Husky 100

June 20, 2019

Student Stories: Long Tran

Long Tran

Renton, WA
B.A., Communication, Gender and Sexuality Studies, Global Engagement

Year awarded 2019

I applied to the Husky 100 as an attempt to synthesize several of my major accomplishments under the theme of my disconnection to Vietnamese culture. Everything I’ve done during my undergraduate career has resulted in me actively pursuing a further understanding of my own identity as a Vietnamese-American. I wanted to find a way to articulate this in the Husky 100 application, in written form, to look back at the direction I’ve taken as a student at the University of Washington Tacoma.

The Husky 100 empowers me, validates me, and inspires me to do more, to be excited about my future. As a graduating senior, it’s common to feel burnt out and unmotivated, but this recognition serves as a reminder of the importance and impact of my work in academia and professionally. It reminds me that what I’ve done throughout my four years has led me on a path to a place where I’m confident in myself and proud of how far I’ve come. It means the hours of sleep I’ve lost, compromises I’ve had to make, and damage to my mental health has earned me a place among other incredibly successful individuals in the Husky 100.

Beyond the fact that I was gifted beautiful headshots, the freedom to express myself meant a lot to me and many other Vietnamese-Americans that might have seen my photograph. In my photograph, I wore a scarf of the South Vietnam flag as a way to make visible the experiences of the Vietnamese diaspora of my family and others with similar experiences. It was a way to pay tribute to my parents and a political statement of defiance against the Vietnamese War and the injustice that has gone on before, during, and after the war.
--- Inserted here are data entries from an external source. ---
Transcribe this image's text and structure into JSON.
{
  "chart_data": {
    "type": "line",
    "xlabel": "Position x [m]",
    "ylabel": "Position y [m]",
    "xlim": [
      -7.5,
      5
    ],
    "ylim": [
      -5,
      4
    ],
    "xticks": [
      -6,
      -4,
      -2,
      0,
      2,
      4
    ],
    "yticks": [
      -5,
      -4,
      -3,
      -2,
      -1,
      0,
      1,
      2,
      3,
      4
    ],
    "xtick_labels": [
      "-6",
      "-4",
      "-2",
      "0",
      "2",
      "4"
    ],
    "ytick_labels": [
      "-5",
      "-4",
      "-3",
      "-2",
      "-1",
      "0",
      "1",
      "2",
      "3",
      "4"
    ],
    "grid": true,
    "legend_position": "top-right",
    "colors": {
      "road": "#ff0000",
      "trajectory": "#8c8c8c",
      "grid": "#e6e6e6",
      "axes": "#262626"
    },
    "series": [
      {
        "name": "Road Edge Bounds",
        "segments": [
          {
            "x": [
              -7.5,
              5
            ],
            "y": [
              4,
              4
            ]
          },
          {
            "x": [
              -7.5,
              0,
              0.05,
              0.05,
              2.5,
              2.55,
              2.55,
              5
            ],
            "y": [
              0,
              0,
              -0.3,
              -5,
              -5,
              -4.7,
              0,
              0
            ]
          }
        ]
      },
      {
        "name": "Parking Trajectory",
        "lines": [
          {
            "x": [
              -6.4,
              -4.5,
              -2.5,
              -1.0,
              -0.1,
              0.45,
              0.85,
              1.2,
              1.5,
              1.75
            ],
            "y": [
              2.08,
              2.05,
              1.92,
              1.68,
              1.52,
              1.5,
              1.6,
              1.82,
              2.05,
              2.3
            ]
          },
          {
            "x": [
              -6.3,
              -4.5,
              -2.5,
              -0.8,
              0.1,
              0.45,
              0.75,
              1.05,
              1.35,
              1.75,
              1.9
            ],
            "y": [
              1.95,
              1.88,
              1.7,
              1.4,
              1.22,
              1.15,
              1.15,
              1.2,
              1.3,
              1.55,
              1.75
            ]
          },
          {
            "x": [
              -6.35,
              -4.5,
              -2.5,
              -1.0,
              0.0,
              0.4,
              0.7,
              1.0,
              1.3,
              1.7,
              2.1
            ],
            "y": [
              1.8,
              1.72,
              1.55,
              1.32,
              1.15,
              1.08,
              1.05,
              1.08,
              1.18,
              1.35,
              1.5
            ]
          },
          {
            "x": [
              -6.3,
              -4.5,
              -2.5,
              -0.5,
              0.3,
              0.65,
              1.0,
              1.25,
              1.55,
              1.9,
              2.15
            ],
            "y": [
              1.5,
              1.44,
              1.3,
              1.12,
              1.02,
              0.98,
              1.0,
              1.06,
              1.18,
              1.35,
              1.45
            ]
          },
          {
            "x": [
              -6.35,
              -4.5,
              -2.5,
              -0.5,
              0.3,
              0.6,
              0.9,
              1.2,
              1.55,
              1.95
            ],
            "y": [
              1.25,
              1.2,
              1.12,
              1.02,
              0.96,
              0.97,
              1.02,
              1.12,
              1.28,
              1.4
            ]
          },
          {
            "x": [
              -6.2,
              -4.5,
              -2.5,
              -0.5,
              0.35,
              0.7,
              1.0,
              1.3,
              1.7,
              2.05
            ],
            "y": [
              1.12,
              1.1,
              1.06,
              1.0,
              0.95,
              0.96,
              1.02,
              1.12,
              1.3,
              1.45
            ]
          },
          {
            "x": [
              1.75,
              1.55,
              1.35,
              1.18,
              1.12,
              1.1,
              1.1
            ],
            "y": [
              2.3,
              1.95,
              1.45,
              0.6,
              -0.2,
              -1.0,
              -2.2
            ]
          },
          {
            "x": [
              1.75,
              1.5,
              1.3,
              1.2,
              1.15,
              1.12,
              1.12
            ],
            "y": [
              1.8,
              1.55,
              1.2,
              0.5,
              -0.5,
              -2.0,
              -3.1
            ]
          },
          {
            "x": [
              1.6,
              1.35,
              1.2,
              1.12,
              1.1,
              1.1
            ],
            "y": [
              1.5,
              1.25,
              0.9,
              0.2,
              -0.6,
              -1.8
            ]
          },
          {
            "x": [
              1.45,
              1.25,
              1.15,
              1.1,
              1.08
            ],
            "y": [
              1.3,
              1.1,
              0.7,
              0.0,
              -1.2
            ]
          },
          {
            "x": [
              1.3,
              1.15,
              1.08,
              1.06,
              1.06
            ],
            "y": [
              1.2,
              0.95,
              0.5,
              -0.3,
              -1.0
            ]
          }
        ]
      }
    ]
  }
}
Although I have much to say about all five Husky 100 criteria, the one I’d like to focus on is how I connect the dots. I connect the dots by using my personal struggles with “American” identity to drive what I’ve done in school. In the classroom, I focused on learning about the Vietnam War from differing perspectives and used my personal lens to drive the writing of my honors essays, allowing me to integrate history accurately through research, while also taking a clear social justice-oriented stance that empowers Vietnamese-Americans. Also, outside the classroom, I started the Vietnamese Student Association at the University of Washington Tacoma. I try to actively engage in all directions of my academic and personal life to not only make a difference for the Vietnamese-American public discourse but to gain a more clear sense of self.

I think the Husky 100 inspires other students to dream bigger than high GPAs, aim higher than simply being in an honors program, look beyond what kind of job they’ll end up with after graduation. The Husky 100 inspires students to be visible, vocal, present, impactful, strong, outspoken, driven, powerful, and resilient. The Husky 100 compel students to identify flaws with human life and find ways to improve our well-being and environment.  

I’d like to thank my immigrant parents for working hard for the “American dream,” for their two children to go to college and have a better life than they had during and after the Vietnam War.

From the very onset of my career, I have to thank Dr. Joanne Clarke Dillman for helping me find my place in my research and inspiring me to do what she does, teaching film studies. I’d like to also thank Dr. David Coon who helped me expand my vision as a filmmaker to complement my career aspirations in academia as a film professor.